Alors, en signe de l’autorité qui lui est désormais dévolue, le pontife remit au nouveau prieur les clés et le sceau du Monastère. Un document écrit fut signé sur l’autel. « Confirmez, mon Dieu, ce que vous avez opéré par nos mains, depuis votre saint temple qui est en Jérusalem »[8] chanta la communauté. « O Dieu qui seul avez réalisé de grandes merveilles, étendez sur votre serviteur le Père Prieur et sur la communauté qui lui est confiée, l’esprit de votre grâce salutaire et faites descendre sans cesse sur lui la rosée de votre bénédiction, afin qu’il vous plaise en toute vérité. »[9] Alors le pontife, mitre en tête et crosse en main, installa le prieur à sa place au chœur. Et c’est au chant du Te Deum, que les frères, l’un après l’autre, vinrent rendre hommage à leur Père bien aimé.
La corde à trois liens ne rompt pas
La messe pontificale prolongea l’action de grâces en cette fête de Notre Dame de la Sainte Espérance, qui est « notre seul espoir en cette crise de l’Eglise », comme le déclara Mgr de Galarreta. Il indiqua aussi à la communauté la condition pour rester fidèle dans cette tourmente, donnant un sens accomodatice à cette parole de l’Ecriture : « la corde à trois liens ne rompt pas ». « Les trois liens dont l’union seule garantit la solidité de la résistance sont aujourd’hui pour vous, dit-il, votre règle bénédictine, la Fraternité Sacerdotale Saint-Pie X et l’évêque catholique que nous sommes. » Le décret d’érection précise en effet : « étant donné qu’il est moralement impossible de recourir à l’autorité compétente et que nous agissons par voie supplétive en raison de la crise de l’Eglise et de l’état de nécessité… »[10]. C’est cette union étroite dont veulent profiter les nombreux fidèles, membres du Tiers Ordre et oblats qui comprennent combien il est vital de saisir cette corde divinement tressée par la Providence. C’est cette même union qui expliquait la présence en ce beau jour, des supérieurs des districts du Mexique et des Etats-Unis, les abbés Trejo et Rostand, des prieurs de Phoenix et d’El Paso, les abbés Burfitt et Diaz et du sous-directeur du séminaire de Winona, l’abbé Asher.

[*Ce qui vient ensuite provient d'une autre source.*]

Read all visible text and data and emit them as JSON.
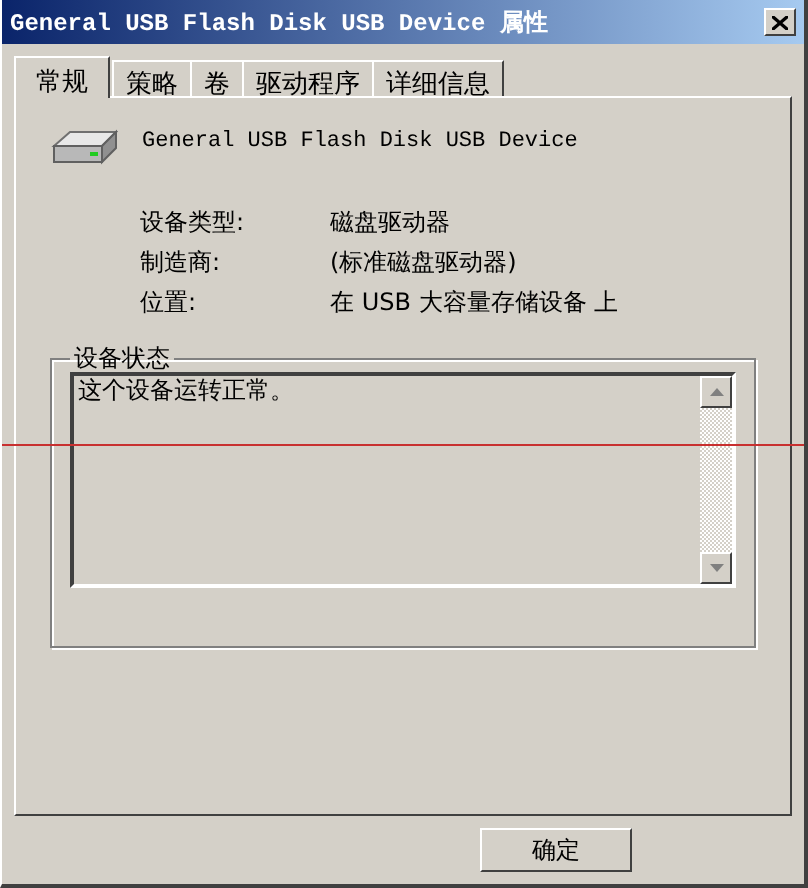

Enfin, comme un nouveau fruit de cette restauration bénédictine dans la Tradition, le lendemain, un nouveau moine était fait clerc pour l’Eglise. Le Frère Justin fut tonsuré par le Pontife. Il rejoindra l’année prochaine ses Frères au Séminaire… et d’ici là, et si Dieu veut, deux nouveaux prêtres seront ordonnés « ad titulum paupertatis » pour le Monastère de Notre-Dame-de-Guadalupe. Deo gratias !
[1] C’est de cette fondation que fut envoyé le Père Matthieu en 2000 pour rejoindre le R. Père Ange qui fondait le Monastère de Bellaigue.

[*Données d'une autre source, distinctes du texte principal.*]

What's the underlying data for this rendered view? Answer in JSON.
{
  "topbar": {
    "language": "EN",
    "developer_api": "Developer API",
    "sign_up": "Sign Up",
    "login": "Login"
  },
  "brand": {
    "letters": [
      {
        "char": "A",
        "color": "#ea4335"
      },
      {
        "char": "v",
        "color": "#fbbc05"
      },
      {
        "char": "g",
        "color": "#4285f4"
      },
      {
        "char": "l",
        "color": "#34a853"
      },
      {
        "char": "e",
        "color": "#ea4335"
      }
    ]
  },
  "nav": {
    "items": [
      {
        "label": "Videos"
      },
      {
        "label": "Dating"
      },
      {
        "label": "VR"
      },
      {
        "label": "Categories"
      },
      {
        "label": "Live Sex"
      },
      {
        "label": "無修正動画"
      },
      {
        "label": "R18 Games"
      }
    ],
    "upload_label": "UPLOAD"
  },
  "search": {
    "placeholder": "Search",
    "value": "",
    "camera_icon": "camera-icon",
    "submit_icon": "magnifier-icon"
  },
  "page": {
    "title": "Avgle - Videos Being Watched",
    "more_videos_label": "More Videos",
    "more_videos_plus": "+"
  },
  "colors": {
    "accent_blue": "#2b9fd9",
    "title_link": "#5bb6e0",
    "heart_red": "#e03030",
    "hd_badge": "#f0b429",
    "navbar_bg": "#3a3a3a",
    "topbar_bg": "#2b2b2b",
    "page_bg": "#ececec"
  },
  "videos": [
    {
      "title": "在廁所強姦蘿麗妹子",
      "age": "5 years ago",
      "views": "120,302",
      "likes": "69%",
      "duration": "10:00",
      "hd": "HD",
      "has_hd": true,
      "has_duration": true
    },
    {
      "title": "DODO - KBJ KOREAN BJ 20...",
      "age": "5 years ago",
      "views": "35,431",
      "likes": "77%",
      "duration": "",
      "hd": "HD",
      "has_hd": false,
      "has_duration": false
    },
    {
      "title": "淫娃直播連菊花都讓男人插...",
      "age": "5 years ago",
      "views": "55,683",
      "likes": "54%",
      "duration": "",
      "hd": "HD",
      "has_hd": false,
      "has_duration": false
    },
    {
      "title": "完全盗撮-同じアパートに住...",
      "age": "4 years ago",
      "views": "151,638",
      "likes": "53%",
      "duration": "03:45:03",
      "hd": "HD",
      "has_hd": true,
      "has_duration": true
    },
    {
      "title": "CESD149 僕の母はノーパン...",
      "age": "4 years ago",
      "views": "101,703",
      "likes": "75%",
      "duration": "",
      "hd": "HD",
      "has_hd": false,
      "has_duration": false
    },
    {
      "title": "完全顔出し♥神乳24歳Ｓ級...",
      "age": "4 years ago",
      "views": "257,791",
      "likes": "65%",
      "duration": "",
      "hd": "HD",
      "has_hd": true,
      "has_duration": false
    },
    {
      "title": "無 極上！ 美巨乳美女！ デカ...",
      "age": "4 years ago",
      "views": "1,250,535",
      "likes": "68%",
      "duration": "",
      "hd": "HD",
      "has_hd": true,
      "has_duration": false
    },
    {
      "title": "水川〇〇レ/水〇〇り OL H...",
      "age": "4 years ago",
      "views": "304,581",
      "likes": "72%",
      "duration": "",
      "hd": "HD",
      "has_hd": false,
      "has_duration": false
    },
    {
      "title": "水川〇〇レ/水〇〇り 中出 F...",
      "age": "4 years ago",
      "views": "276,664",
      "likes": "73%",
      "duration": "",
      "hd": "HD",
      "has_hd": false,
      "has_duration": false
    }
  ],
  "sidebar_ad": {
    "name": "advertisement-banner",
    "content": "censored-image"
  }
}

[2] Règle de Saint Benoît, Prologue.
[3] La moyenne d’âge est de 25 ans !
[4] Décret d’érection, 23 octobre 2010.
[5] Id.
[6] Id.
[7] Ritus de Canonica Erectione Monasterii.
[8] Antienne “Confirma hoc”; Ritus de Canonica Erectione Monasterii.
[9] Ritus de Canonica Erectione Monasterii.
[10] Décret d’érection, 23 octobre 2010.